Nevertheless, it’s important to remember as followers of Jesus that at the end of the day, the neatness of routine and rigid adherence to rules greatly limits the possibility of new life for us and for those we encounter.
This parable of the laborers and for that matter the whole life of Jesus is a manifestation of the Kingdom of God being available to all without regards to past performance or ratings for efficiency, or being first in anything. It is messy because the first, the middle and the last live without any distinctions whatsoever for rankings—economic, social or moral. And while Jesus certainly does not defend people who do wrong or evil or are irresponsible, immature or incorrigible, he does go like the Dean in this story, and stand beside them. And in doing so, he unmasks the intentions of those who are too zealous for judgment and being first.
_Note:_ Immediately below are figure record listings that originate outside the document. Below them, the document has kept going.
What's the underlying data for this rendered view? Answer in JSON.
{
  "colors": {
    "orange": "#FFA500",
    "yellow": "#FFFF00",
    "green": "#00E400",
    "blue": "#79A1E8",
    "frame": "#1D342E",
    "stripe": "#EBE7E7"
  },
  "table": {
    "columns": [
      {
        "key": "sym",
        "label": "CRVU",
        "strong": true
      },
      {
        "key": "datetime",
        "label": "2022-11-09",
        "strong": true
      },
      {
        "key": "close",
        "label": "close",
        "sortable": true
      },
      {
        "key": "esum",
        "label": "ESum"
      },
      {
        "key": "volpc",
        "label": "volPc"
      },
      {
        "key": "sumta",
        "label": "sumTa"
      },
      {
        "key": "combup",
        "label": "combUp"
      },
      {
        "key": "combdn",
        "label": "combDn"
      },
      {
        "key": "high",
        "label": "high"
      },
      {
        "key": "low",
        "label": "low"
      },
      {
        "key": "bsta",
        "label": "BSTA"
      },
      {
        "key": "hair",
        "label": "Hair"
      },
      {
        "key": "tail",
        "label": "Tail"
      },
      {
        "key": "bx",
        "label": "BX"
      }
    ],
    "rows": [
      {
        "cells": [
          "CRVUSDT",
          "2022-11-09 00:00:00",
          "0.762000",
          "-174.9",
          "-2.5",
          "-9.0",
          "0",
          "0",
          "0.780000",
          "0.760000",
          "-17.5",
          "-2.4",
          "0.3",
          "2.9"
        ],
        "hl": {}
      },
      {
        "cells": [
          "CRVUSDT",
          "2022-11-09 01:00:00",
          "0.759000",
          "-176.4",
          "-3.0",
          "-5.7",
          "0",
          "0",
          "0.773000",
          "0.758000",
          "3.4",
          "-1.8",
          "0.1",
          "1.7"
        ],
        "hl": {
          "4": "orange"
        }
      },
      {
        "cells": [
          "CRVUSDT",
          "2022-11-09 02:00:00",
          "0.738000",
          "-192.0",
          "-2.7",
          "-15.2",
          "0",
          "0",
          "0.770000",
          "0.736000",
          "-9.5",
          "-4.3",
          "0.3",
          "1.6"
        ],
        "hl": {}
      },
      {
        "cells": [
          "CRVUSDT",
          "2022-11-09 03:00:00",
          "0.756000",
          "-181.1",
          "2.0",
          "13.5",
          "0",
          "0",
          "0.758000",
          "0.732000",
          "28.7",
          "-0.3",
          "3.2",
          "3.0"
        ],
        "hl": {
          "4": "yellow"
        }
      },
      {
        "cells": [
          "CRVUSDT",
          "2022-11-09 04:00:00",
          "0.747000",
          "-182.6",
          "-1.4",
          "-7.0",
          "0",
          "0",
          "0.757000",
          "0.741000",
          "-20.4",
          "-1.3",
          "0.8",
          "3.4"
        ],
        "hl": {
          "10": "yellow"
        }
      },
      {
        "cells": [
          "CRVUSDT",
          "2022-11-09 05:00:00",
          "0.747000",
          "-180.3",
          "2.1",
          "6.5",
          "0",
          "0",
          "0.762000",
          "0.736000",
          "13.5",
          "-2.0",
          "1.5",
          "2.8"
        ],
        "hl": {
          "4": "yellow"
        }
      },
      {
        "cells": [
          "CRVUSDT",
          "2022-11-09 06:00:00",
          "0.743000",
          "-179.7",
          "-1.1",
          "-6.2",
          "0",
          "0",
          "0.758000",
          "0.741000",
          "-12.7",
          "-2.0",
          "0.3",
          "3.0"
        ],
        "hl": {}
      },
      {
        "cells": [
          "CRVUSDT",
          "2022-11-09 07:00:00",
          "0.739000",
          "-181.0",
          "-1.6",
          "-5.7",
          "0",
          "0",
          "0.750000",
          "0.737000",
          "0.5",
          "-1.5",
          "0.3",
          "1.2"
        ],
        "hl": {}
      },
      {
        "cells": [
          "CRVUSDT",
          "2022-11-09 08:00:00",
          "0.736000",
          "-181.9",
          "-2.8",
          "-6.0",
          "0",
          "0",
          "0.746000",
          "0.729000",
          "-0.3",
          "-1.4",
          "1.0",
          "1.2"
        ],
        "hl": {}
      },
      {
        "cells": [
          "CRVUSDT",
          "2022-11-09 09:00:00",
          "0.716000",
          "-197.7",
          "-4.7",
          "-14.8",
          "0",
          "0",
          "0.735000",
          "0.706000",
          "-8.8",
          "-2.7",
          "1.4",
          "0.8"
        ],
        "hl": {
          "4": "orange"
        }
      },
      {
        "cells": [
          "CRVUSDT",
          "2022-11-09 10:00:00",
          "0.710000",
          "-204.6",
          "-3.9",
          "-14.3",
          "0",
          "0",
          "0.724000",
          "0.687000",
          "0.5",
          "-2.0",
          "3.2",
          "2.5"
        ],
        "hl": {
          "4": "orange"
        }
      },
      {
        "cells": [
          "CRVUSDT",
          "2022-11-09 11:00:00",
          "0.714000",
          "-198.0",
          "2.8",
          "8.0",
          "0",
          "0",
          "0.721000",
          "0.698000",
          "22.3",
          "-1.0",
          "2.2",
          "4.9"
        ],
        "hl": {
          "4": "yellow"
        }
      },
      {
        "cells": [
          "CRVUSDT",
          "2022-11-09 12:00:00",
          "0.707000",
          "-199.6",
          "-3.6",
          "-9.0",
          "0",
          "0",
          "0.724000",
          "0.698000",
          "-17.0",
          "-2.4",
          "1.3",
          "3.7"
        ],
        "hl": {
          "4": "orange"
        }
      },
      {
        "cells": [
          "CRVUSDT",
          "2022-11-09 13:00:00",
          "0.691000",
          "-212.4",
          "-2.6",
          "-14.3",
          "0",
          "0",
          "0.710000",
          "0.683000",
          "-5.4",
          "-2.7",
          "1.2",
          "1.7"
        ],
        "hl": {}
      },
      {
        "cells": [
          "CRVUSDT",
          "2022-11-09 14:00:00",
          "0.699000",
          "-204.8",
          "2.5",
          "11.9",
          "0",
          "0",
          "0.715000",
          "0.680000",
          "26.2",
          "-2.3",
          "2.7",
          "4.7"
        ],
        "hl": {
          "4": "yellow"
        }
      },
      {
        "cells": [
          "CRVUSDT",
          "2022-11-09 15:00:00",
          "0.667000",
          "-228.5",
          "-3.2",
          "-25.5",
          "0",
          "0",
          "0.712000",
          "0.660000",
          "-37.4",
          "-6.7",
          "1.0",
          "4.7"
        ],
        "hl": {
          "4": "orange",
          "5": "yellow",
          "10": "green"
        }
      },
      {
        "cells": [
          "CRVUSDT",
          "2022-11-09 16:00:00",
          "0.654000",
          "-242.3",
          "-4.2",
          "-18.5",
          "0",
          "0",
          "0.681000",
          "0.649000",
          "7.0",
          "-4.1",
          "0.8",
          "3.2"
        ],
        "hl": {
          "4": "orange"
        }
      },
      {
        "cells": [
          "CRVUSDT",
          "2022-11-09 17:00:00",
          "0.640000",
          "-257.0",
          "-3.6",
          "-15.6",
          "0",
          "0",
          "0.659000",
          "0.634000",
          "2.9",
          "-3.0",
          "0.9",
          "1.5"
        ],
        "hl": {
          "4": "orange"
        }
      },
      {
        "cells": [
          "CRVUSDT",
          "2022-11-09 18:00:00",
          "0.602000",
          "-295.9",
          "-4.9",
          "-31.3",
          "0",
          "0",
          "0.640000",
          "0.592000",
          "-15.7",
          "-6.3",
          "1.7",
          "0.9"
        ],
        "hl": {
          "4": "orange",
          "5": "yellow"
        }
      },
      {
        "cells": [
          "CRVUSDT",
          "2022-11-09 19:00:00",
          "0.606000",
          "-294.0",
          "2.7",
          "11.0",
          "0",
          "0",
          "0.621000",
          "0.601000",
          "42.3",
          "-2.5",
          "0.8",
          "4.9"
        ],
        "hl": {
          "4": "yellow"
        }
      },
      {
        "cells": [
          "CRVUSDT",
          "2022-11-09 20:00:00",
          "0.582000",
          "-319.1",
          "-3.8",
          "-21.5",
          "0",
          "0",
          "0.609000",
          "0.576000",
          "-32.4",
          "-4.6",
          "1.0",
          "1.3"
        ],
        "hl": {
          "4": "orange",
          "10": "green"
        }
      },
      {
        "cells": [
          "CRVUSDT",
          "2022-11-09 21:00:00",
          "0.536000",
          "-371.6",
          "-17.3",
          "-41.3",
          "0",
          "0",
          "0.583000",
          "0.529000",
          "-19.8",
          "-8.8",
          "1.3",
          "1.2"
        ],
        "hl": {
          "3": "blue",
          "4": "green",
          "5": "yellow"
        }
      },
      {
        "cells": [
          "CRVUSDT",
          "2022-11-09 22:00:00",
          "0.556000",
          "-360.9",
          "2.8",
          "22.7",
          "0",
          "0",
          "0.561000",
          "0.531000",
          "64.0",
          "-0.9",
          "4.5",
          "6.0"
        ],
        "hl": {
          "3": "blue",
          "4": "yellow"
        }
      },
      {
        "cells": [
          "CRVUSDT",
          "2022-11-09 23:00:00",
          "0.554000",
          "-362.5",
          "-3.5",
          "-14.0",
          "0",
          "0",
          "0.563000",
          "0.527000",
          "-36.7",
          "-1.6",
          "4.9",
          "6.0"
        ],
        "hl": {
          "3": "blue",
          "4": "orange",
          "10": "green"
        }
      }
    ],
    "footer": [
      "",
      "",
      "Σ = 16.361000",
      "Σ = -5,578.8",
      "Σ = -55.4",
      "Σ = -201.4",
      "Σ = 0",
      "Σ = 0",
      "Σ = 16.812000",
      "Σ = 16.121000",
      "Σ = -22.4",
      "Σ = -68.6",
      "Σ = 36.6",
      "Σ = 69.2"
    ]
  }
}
That probably includes all of us because I know that I’ve got my own personal list of where other people stand and I bet you do as well. And further more, I would bet each one of us is way up on somebody’s reject list. So we all know in the deep of night full well what it’s like to be in need of generosity. But the mystery of God’s kingdom is that once we’ve received generous grace, we want to pass it on and on and on, until indeed it virtually flows through us. And we know that it’s working when we stop enforcing rankings informed by rigidity, resentment or self righteousness, that block the possibility of new life. Because God’s perfection is shown most fully not against flaws noted or scores and rankings kept and settled. But in the extravagant embrace of us all. Because to put it simply, in God’s realm there are no real losers, no ones who are last, late, or outside. It may not seem fair, but who cares! Because by the overarching grace of God every last one of us is first….forever and ever. Amen.